Open iskrisis opened 1 year ago
Can i help this somehow? Like would it help if i created test repo with example that was crashing?
@iskrisis that would help indeed
I think I had experienced similiar issues in the past, but I couldn't pinpoint it (as they're always gone after the first load)
I agree. A test repo would be great. So far, I didn't run into this issue with our sandbox environments.
Playing with it whole afternoon. I am starting to think this is not fixable unless some architectural change would happen.
When you have list page with enough images each of the thumb requests will spawn convert
process
Even when imagemagick has properly configured security policies (it will comfortably convert thumbs individually) what happens is that linux out of memory killer will kick in and at some point kills php-fpm
too. This is pronounced longer the convert
runs so with bigger files and .avif it's easier for this to happen. But it happens even with webp (and most likely would with jpg if pushed enough) The image conversion will fill up ram and swap and then it's matter of time.
Of course when you have server with enough ram then you won't hit this. Also i think it's a linux thing and might work differently on win/mac. Plus kinda impossible to make happen on developers machine.
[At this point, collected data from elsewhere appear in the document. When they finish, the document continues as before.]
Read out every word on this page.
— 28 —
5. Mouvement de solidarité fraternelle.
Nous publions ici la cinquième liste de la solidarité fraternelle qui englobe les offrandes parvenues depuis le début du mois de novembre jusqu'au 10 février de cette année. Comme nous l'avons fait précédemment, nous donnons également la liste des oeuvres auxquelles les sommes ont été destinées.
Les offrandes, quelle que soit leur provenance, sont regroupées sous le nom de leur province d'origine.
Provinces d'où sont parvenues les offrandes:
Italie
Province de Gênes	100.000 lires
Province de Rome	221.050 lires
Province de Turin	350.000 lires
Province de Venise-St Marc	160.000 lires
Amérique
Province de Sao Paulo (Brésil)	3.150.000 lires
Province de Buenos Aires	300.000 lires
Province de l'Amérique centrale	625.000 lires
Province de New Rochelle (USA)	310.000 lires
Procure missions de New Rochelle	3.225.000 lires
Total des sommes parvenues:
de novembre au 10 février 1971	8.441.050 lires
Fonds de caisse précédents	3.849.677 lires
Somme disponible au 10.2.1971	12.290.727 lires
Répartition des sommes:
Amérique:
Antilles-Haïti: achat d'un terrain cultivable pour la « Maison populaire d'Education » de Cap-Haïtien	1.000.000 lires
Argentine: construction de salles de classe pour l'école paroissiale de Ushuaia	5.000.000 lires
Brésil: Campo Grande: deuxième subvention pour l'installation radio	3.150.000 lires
I've looked at how to avoid this on server level but i don't think it's possible to limit how many instances of convert
can be spawned at the same time. Nor is it easily possible to limit max ram consumption of convert
processes together (one would have to run convert
under different user and limit the user). Reading about linux OOM killer it's probably possible to discourage to ever kill php-fpm but that is not encouraged solution since you might want to kill in situations...
There is condition where php waits for convert
that gets killed by linux OOM in the middle and it might not be handled well memory wise.
It seems like reading of the original backup file increases the memory consumption of php-fpm and it might be one of the reasons its get killed too.
I happen to bump into what i think is another issue and thats that the convert
doesn't have any check if it can actually convert to .avif. This might lead to wierd stuff.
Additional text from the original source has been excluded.